Итак, среди бартовских «мифологий» отсутствуют мифологии болезни (каковые, безусловно, существуют) и почти отсутствуют мифологии секса. Это, несомненно, свободный творческий выбор автора, потому что в других его книгах такая тематика присутствует. Тело немощное и тело желающее/желанное в «Мифологиях» последовательно заменяются, сублимируются телом облаченным и поглощающим. У этих двух последних его ипостасей есть общее качество: они характеризуют тело самотождественное, отгороженное от внешнего мира оболочкой, вбирающее этот мир в себя в акте поедания, но не нуждающееся в эротическом выходе за собственные пределы и не страшащееся утраты физической идентичности под действием процессов распада. Нарушения такого телесного гомеостаза лишь иногда отмечаются в «Мифологиях» как элементы некоторых специфических зрелищ — кетча, где физическое уродство борца напоминает «тускло расползающееся мертвое мясо (публика называет Товена „тухлятина“)», или же в буржуазном театре, где актеры, демонстрируя публике бурную страсть, «так и истекали всевозможными жидкостями: слезами, потом и слюной»…

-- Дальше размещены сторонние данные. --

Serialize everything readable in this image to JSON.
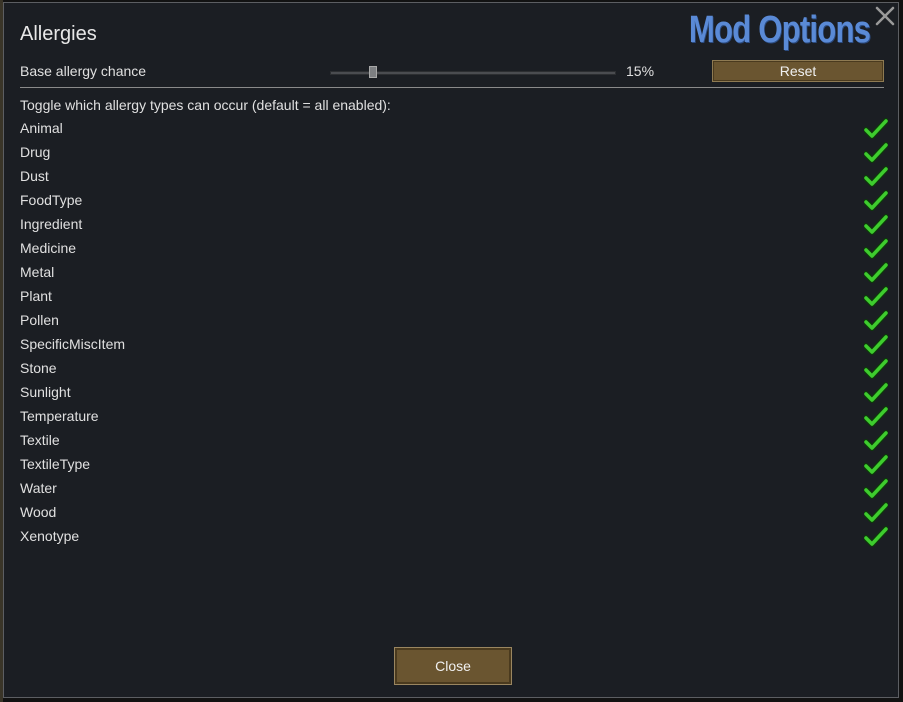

Исходя из разоблачительного, антибуржуазного пафоса «Мифологий», нетрудно дать социологическую интерпретацию таким тематическим предпочтениям. Например, мотив еды легко связывается с тематикой присвоения («усвоения» в пищеварительном смысле) окружающего мира:
…На глубинном уровне жест Жюля Верна — это, бесспорно, жест присвоения [который и развертывается в его романах на] планете, триумфально поглощаемой верновским героем.
Буржуазный либерал и прогрессист Верн составляет прямую параллель своему тезке и современнику Жюлю Мишле — герою предыдущей книги Барта, первая глава которой называется «Мишле — пожиратель истории», а дальнейшее изложение в значительной части посвящено именно «алиментарной» мифологии мира, «триумфально поглощаемого» знаменитым историком. Так же и участники велогонки «Тур де Франс» — эти культурные герои новейшей мифологии — повторяют телесно-присваивающий жест своих классических предшественников:
В лице Природы гонщик сталкивается с одушевленной средой, которую он пожирает и покоряет.
И все-таки не будем торопиться навязывать алиментарным мифологиям грубо социологический смысл; сам Барт уклоняется от подобных упрощенных выводов, сознавая, что пища — феномен сугубо двойственный и «мифолог» фатально обречен ухватывать в ней лишь один вторичный аспект:
Вино объективно вкусно, и в то же время вкусность вина есть миф — такова неразрешимая апория. Мифолог выходит из положения по мере своих сил: изучает не само вино, а только его вкусность…
В примечании к этой фразе он еще более откровенен:
Здесь, в моих мифологиях, мне даже иногда приходилось хитрить: было тягостно все время работать с испаряющейся реальностью, и я начинал нарочито сгущать ее, делать неожиданно плотной, наслаждаясь ее вкусом, и в ряде случаев давал субстанциальный анализ мифических объектов.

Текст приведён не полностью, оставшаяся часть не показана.